Rob Strobel '95 came to Earlham after serving in the U.S. Army during the Gulf War. He worked in management for the Kessler's Sporting Goods chain and with the consulting firm Deloitte and Touche before joining Lithko in 2003. Lithko Contracting is one of largest commercial concrete contractors in the United States, with business units in nine cities, and about $150 million in contracts each year. This is an expanded version of an interview that appears in the Winter 2012 issue of Earlhamite magazine.
First, how did you happen to come to Earlham?
Out of high school, I joined the Army. At the time, I figured I would serve the minimum of two years, and take the $17,000 G.I. Bill money they promising and go to college, buy a car, and put a down payment down on a house. That was my perspective at the time on $17,000. So after I got out, I went to Morehead State University (Ky.) and walked on to play football. But then I got a call from my mother, in tears, telling me she has received a certified letter informing me I was going to Desert Storm.

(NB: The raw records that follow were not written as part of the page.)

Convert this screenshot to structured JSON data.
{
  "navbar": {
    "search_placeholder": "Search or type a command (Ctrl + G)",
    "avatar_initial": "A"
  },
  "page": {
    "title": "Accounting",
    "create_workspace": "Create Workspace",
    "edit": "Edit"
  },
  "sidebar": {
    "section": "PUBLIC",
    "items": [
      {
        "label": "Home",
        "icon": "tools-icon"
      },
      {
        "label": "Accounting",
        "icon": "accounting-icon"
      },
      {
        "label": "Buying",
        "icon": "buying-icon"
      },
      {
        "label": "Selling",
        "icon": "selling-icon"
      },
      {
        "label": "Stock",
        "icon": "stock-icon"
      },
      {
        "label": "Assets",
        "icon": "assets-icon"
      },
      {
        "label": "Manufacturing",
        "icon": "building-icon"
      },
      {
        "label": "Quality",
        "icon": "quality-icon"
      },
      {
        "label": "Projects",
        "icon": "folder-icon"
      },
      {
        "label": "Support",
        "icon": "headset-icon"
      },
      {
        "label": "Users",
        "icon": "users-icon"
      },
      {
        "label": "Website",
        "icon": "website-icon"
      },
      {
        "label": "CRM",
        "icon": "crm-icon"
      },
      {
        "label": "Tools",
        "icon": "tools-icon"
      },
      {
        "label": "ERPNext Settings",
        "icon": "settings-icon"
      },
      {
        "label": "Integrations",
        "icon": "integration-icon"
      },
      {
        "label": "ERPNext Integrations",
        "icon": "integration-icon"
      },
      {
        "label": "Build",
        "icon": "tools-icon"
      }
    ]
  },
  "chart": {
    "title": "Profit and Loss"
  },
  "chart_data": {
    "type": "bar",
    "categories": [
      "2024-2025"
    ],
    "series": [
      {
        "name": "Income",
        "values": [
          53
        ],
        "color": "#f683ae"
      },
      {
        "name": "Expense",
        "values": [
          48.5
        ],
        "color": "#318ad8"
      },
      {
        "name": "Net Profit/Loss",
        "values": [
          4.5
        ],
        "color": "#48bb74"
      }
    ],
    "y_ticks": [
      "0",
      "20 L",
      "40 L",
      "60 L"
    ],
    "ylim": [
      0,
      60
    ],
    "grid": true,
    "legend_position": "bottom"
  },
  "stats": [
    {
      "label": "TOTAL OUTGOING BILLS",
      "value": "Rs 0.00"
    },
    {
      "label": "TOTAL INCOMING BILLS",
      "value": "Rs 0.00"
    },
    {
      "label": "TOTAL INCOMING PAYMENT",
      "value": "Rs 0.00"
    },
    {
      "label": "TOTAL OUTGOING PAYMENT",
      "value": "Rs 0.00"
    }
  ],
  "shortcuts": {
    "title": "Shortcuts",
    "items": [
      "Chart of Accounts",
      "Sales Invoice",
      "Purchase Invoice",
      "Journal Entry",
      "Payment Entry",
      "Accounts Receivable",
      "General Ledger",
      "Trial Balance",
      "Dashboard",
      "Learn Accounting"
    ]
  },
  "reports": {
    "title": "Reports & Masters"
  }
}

After my tour in the war, my girlfriend at the time got a job with an insurance agency in Richmond, so I decided to go with her and go to school. That's how I found out about Earlham.
How did Earlham affect the way you approach leading your business?
When I entered Earlham, our class had the theme, "unity through diversity." Coming from the military, I thought that was crazy, but I learned that diversity is where real unity comes from. You can't have real unity if you don't understand where other people are coming from. But if you talk with people and appreciate the data points that they have gathered through life, then you can walk the journey together. It's good for business when individuals come together for a common purpose.
So how do you balance what you learned at Earlham with what you learned in the military?
Earlham is great about celebrating diversity and coming to consensus, and as I've said, those things are very important. The military approach emphasizes metrics, milestones and achieving tactical excellence. I try to put the two together. The Earlham approach helps bring people together without asking people to lose their individuality, and the military approach creates an environment where people have the ability to execute with excellence.
Tell us about your approach to leadership.
At Lithko, we use a localized management style where projects are managed locally and all our employees typically work within a 90-mile radius of their homes. We call these business units "BURGS" (Business Units Running Great). This makes for a more engaged work force. We want our employees to develop relationships with others in their communities, to raise their families in the communities where they work and to be home every night. One of the pros of this approach is that we can develop leadership at a lower level, because decisions aren't just coming down from on high. Lithko takes a collaborative approach to leadership and its very rare that our leadership team doesn't reach consensus. When we can walk out of a leadership meeting shoulder to shoulder, with everyone buying into a decision, then we can move forward with speed.